About this project
Traditional water quality testing can be costly, and analyses can take a long time to be conducted and for results to be returned to landowners. In this project, we are aiming to provide real-time water quality results to allow farmers to determine whether there are early warning signs of unsafe water quality for livestock consumption in a timely fashion. To do this, we are using Community-Based Water Monitoring (CBWM) methods for use specifically in farm dugouts and sloughs. This research is led by Dr. Kerri Finlay at the University of Regina.
Your measurements serve as the first indicator of water quality gone wrong in the dugout. While these tests can indicate water issues, they don’t replace lab testing. When in doubt, do not let your cattle near water you suspect to have serious issues.

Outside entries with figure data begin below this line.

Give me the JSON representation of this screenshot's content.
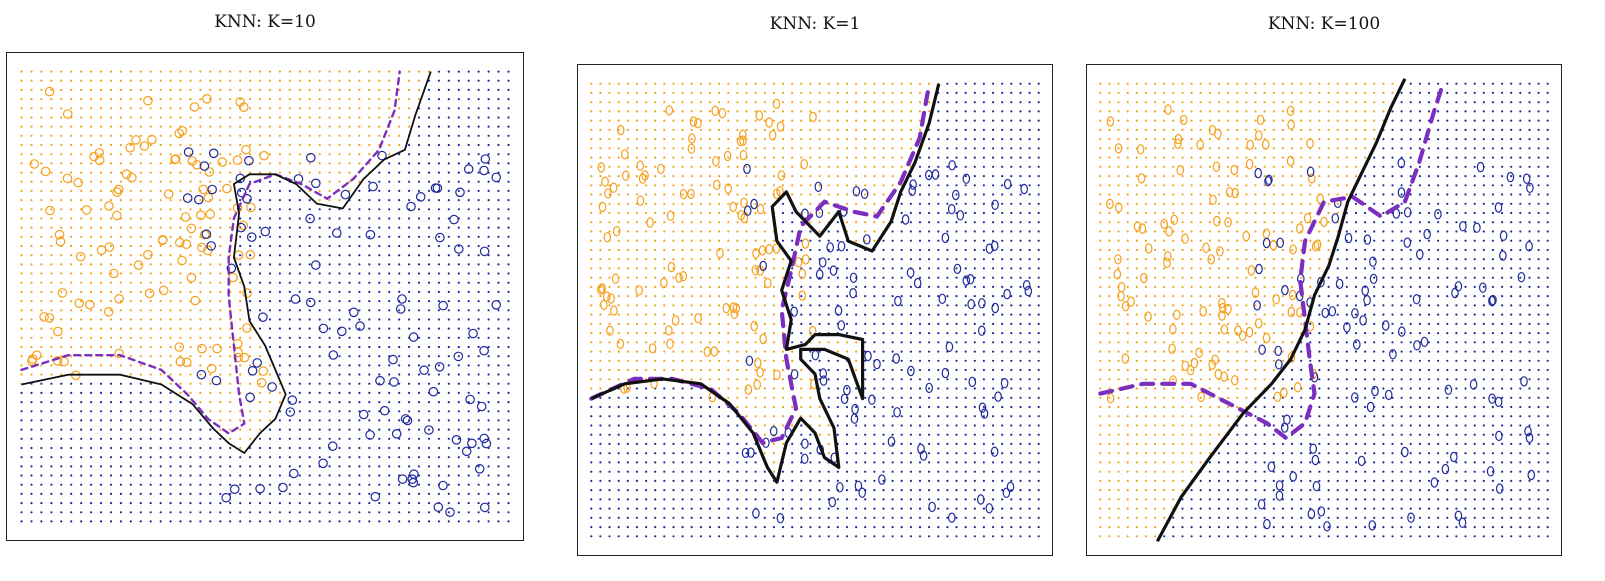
{
  "colors": {
    "orange": "#f5a01a",
    "blue": "#1f2a9a",
    "boundary": "#111111",
    "bayes": "#7b2fbe",
    "frame": "#222222"
  },
  "chart_data": [
    {
      "type": "scatter",
      "title": "KNN: K=10",
      "xlabel": "",
      "ylabel": "",
      "grid": true,
      "legend": "none",
      "classes": [
        "orange",
        "blue"
      ],
      "boundary": "solid black (KNN)",
      "bayes_boundary": "dashed purple"
    },
    {
      "type": "scatter",
      "title": "KNN: K=1",
      "xlabel": "",
      "ylabel": "",
      "grid": true,
      "legend": "none",
      "classes": [
        "orange",
        "blue"
      ],
      "boundary": "solid black (KNN)",
      "bayes_boundary": "dashed purple"
    },
    {
      "type": "scatter",
      "title": "KNN: K=100",
      "xlabel": "",
      "ylabel": "",
      "grid": true,
      "legend": "none",
      "classes": [
        "orange",
        "blue"
      ],
      "boundary": "solid black (KNN)",
      "bayes_boundary": "dashed purple"
    }
  ]
}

This collaboration between Water Rangers and the University of Regina would not be possible without the support of the Saskatchewan Ministry of Agriculture, the Saskatchewan Cattlemen’s Association and the University of Regina’s Faculty of Science.
Sharing your data
Your observations help inform scientific research that looks into water quality trends in dugouts during the warm months.
Your observations can’t do all these incredible things if they aren’t properly managed and shared. When your observations are shared on Water Rangers’ data platform, this facilitates the reuse of and access to your data for scientists, decision-makers, and communities.
Once your account is created and you’ve joined the group, you can choose how you’ll share your data to the platform. You can share your data using:
- Water Rangers’ data platform on your computer. Log in to share and manage your data via our open data platform app.waterrangers.ca
- Water Rangers’ iOS field app. Enter your data right from the field using your smartphone! This ensures your observations are immediately managed and shared on our data platform. Search for Water Rangers in the iOS store.
How will your data be used?
Your data will be used by the University of Regina to look for trends in water quality. For example, your measurements will help determine whether conductivity can be used to reliably estimate sulfate concentrations and therefore the safety of the water for cattle consumption.
Your measurements also serve as the first indicator of water quality gone wrong in the dugout. While these tests can indicate water issues, they don’t replace lab testing. When in doubt, do not let your cattle near water you suspect to have serious issues.